A. Yep. I guess our DSL is working today.
Q. What or who inspired SAN FRANCISCO?
A. Hm. The framework of FOURPLAY came first: a collection of short stories, based on sexual experiences of people we know. The idea would be that in each short, a transgressive sexual act becomes personally transcendent—even transforming—for at least one of the participants.
The project had a potential confessional quality that appealed to me. I LOVE discovering secrets. Writing FOURPLAY gave me the chance of looking at myself and my friends in a different way. As for the SF section, you had spent some time with our friend who's a transvestite sex worker (Chloe, featured on the blog) who had told you a version of the story that inspired the SF plot.
Q. He hadn't told you the story before?
A. No, you told me the story first. In fact, I found out only later that you had combined two of her stories into one story, so she cleared the record.
Q. What's his version?
A. *Her* version!! Early in Chloe's career, a woman called on behalf of her young adult son. He had lost use of his physical faculties in a motorcycle accident only 2 years earlier. His mother was his primary caretaker. She recognized that even though her son wasn't sexually functioning, he nonetheless had feelings that needed an outlet. She had called other girls to help; but they inevitably declined after learning that the kid was paraplegic. Chloe was up for it. She made sure the mother realized she was talking to a TV and not a girl-girl; the mom understood; the kid was straight, she said, but this was what he wanted; she said her son was open to someone open to being with him. So they set up an appointment.
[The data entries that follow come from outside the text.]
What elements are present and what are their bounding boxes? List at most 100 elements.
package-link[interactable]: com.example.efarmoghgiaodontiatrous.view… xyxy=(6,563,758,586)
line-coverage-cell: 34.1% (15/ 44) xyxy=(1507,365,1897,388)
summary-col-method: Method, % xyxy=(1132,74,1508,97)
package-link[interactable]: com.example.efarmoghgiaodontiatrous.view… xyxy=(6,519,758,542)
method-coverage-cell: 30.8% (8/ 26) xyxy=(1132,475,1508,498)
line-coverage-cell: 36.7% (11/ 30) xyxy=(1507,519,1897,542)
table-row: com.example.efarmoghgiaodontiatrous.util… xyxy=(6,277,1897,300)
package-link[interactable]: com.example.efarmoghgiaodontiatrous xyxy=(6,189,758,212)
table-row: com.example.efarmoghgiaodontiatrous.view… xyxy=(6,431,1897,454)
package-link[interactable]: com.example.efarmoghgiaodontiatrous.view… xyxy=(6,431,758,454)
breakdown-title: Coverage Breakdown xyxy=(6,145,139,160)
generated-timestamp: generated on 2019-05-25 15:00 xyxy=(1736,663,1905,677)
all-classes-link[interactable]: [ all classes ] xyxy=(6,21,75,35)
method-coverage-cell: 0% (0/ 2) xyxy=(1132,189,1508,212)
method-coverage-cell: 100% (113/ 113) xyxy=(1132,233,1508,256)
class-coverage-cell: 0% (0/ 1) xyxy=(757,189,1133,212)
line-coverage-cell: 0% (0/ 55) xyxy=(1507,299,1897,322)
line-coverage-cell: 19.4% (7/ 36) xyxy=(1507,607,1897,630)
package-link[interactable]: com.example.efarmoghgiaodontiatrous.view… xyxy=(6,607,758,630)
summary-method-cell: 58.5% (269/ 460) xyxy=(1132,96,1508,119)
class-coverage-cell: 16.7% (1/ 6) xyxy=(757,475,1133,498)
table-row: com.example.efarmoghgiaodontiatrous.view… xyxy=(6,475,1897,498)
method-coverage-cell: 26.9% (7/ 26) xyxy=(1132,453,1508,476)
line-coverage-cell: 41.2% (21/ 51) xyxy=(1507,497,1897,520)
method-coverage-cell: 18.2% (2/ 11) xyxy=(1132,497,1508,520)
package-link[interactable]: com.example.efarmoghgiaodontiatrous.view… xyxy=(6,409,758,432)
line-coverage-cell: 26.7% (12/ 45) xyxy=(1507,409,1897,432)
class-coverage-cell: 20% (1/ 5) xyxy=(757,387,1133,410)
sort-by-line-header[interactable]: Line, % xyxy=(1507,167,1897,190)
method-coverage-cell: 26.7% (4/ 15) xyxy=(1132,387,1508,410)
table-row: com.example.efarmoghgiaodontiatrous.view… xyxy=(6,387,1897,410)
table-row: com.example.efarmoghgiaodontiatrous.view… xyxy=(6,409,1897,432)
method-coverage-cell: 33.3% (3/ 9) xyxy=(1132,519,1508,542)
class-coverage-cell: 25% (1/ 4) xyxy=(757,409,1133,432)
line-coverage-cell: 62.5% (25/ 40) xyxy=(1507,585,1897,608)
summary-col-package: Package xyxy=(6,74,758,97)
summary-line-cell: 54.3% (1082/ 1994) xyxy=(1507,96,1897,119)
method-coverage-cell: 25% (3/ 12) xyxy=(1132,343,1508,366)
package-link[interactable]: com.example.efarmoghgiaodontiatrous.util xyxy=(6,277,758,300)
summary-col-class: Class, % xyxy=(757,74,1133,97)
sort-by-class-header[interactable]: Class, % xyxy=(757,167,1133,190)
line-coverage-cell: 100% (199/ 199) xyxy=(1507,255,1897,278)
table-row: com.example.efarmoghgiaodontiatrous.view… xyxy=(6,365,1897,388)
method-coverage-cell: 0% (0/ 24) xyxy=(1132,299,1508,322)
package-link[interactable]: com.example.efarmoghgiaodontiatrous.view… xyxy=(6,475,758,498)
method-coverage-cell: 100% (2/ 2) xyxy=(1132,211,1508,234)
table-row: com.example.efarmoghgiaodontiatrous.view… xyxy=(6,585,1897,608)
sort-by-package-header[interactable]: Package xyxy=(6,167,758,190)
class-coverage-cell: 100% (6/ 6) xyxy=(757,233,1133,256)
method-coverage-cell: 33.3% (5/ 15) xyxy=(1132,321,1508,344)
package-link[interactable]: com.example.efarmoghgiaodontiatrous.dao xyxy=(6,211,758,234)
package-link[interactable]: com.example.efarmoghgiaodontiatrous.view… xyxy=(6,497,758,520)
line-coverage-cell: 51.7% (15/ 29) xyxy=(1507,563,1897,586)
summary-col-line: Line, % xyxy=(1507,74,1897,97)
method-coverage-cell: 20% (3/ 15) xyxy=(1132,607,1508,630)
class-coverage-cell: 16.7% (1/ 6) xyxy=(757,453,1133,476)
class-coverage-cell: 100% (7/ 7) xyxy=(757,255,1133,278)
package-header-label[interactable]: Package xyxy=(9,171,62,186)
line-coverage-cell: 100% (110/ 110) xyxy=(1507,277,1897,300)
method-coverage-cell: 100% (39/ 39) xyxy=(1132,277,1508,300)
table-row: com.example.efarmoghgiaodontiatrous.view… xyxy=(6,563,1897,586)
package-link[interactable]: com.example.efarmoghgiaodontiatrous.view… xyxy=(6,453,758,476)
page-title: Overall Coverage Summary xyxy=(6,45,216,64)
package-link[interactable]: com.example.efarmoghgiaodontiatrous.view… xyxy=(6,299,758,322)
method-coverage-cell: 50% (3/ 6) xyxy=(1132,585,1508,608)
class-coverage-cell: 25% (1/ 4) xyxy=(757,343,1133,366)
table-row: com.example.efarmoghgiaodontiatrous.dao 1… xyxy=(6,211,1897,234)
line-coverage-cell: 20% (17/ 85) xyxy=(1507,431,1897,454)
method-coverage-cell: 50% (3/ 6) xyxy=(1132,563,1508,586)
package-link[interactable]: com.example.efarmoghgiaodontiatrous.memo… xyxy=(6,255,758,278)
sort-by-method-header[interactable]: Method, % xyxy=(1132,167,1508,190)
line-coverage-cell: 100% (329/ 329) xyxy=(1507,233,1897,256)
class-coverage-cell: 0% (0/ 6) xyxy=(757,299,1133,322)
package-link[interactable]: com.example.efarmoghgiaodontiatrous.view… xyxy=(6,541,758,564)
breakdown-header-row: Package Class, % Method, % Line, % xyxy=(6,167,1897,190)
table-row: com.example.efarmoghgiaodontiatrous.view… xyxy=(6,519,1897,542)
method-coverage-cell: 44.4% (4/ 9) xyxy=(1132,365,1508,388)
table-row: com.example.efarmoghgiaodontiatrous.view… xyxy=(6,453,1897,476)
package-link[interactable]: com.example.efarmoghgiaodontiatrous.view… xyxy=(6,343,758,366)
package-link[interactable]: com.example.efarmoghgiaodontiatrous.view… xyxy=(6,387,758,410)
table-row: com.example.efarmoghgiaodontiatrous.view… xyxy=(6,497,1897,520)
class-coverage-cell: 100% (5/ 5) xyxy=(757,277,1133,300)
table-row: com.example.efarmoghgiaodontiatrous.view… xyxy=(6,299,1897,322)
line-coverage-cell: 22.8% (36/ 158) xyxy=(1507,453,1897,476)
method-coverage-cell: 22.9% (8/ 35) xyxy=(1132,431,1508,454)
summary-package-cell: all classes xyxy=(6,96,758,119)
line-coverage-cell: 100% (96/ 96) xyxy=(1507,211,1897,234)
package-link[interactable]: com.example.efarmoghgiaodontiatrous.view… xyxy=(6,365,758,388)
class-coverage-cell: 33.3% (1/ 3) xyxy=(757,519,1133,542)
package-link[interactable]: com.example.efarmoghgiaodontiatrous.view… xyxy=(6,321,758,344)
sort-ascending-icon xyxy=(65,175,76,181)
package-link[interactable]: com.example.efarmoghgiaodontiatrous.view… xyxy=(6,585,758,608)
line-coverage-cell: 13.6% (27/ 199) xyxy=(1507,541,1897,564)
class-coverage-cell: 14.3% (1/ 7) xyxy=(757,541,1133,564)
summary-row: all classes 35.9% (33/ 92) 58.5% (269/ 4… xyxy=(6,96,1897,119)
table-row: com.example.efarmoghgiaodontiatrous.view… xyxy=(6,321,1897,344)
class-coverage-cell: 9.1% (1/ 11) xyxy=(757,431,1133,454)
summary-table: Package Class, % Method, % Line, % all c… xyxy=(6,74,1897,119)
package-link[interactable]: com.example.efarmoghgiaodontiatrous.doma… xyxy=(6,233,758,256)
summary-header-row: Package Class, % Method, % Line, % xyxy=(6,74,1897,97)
It would turn out to be one of Chloe's most emotional sessions. She could see in the kid's eyes that he felt trapped in his body: a sensation much like transexuals describe when talking about their pre-op lives. For Chloe, the usual challenge of embodying a fantasy was intensified by working with someone who was unable to move or talk. The young man was obviously in need, but how to discern it? How to supply what he needed?
Chloe was struck by the painstaking love with which the mother sought out this gift. Handing her son over, even for a few hours, to an unknown person. The kind of faith and goodwill that would take seemed immense.